Metro Morning

Breaking bread to smash stigma: Pop-up eatery to employ HIV-positive chefs

Organizers behind a pop-up restaurant coming to Toronto next month hope that by giving patrons the chance to break bread with HIV-positive chefs, they can smash the stigma that persists around the disease.

June's will open on Nov. 7 and 8 to benefit Casey House, Canada's only dedicated hospital for HIV patients

Muluba Habanyama is one of 14 people who will prepare and serve food at June's next month. (Matt Barnes/Casey House)

Organizers behind a pop-up restaurant coming to Toronto next month hope that by giving patrons the chance to break bread with HIV-positive chefs, they can smash the stigma that persists around the disease.

Casey House, Canada's only stand-alone hospital dedicated to people with HIV/AIDS, will open June's, a restaurant where a team of HIV-positive cooks will be on food-prep duty.
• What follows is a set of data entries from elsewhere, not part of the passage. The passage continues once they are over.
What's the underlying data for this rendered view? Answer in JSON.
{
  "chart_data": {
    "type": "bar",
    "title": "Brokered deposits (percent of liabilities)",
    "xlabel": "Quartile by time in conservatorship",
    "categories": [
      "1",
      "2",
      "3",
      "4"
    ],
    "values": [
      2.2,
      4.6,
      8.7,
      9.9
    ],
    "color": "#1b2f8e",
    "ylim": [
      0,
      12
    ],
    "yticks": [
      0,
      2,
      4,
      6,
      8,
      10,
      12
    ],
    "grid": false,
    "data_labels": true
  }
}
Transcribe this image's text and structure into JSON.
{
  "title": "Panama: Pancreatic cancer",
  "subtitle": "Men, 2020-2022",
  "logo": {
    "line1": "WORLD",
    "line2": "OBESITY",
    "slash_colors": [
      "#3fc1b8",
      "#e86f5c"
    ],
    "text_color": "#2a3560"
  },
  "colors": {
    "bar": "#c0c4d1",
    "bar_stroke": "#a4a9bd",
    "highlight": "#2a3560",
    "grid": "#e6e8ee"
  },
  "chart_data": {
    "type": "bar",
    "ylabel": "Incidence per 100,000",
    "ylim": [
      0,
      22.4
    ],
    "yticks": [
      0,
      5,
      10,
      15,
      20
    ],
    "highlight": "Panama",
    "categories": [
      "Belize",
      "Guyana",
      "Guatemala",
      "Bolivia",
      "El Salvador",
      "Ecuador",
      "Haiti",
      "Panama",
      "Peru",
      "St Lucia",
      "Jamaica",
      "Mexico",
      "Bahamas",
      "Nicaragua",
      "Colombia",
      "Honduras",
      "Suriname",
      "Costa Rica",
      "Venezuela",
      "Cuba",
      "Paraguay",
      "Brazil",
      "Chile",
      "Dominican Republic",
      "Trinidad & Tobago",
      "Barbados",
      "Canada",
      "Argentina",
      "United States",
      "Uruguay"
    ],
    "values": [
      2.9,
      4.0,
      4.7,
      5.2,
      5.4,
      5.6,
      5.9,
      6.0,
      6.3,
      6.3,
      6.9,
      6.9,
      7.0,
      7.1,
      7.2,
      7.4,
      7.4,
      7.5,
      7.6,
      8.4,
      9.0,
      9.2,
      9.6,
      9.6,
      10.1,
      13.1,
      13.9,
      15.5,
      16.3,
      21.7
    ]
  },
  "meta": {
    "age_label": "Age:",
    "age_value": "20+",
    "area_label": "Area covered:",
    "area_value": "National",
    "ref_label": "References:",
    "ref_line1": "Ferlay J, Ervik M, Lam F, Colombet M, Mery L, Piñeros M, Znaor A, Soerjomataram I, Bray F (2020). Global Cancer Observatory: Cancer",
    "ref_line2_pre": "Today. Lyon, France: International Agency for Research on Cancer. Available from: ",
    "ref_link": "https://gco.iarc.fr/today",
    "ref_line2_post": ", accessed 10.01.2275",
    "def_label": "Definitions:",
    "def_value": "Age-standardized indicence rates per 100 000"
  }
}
It's named for Casey House founder June Callwood.

The restaurant will be open for two nights, Nov. 7 and 8, under the guidance of chef Matt Basile of Fidel Gastro's.

Chef Matt Basile of Fidel Gastro's will train and lead the team of chefs at next month's pop-up. (Matt Barnes/Casey House)

Muluba Habanyama will be one of the 14 chefs working alongside Basile. She was born with HIV, which was transmitted to her from her mother. She says HIV was discussed in her home as she grew up and had to learn why she was taking medication.

But her HIV status, as well as that of her parents, was hidden from the broader community due to the stigma around the disease, she says.

"It definitely affected the way I thought about myself because it was something that was a big secret in the family," Habanyama told CBC Radio's Metro Morning on Thursday.

"It was something that we didn't tell other people because we knew about the stigma, and when you told one person the next day a whole group of people would know."

Growing up she felt burdened by a "hidden secret." She feared attending sleepover parties because her friends would find out about her illness if she stepped away to take her medicine.

"So I always had this fear and this loneliness," she said. When both her parents died of the virus, "it was even more devastating."

'There's a lot of fear'

While the pop-up restaurant is aimed at smashing that stigma around HIV, a recent survey conducted by Casey House suggests there's much work to be done.

The poll found that only half of Canadians would share food with or eat food prepared by someone who is HIV-positive. And a full 70 per cent of respondents said they would be ashamed to admit their status openly if they were diagnosed with the virus.

Francisco Ibanez-Carrasco will be working the kitchen at June's next month. (Matt Barnes/Casey House)

Joanne Simons, CEO of Casey House, said Thursday while the numbers are "absolutely staggering," staff were not surprised. When the AIDS crisis hit 30 years ago, an HIV diagnosis amounted to a death sentence, she said.

"That notion still lingers," she told Metro Morning. "I think there's a lot of fear and misunderstanding and lack of education around this disease."

People, she said, "are afraid because they don't understand.

"I think they are truly afraid that if you touch, if you share a meal, that there's a possibility that you could contract HIV. I think that it is very misguided."

'Very important health crisis'

On average, seven people are diagnosed with HIV every day in Canada. Half of them live in Ontario and two-thirds live in Toronto, according to Simons. Those who have access to treatment and a supportive family environment, "they can live a very long and good life," she said.

But Casey House clients are among the 40 per cent of patients who are not on treatment, and many are dealing with homelessness, substance abuse or mental health issues.

"So this is still a very important health crisis that we need to be talking about," Simons said.

She hopes that next month's event helps get people talking even if they can't enjoy a meal at June's.

Muluba Habanyama speaks to Metro Morning about smashing the stigma of HIV/AIDS. (CBC)

"I hope that it's going to create conversation and dialogue about HIV and really start to smash the stigma around the disease," Simons said.

"Sharing food and breaking bread is a way that we share compassion and we show love for our fellow man."

For Habanyama, she hopes the pop-up helps others develop compassion for those living with HIV.

"I'd want them to know that we're just like all of them," she said. "We want that compassion, we want that help."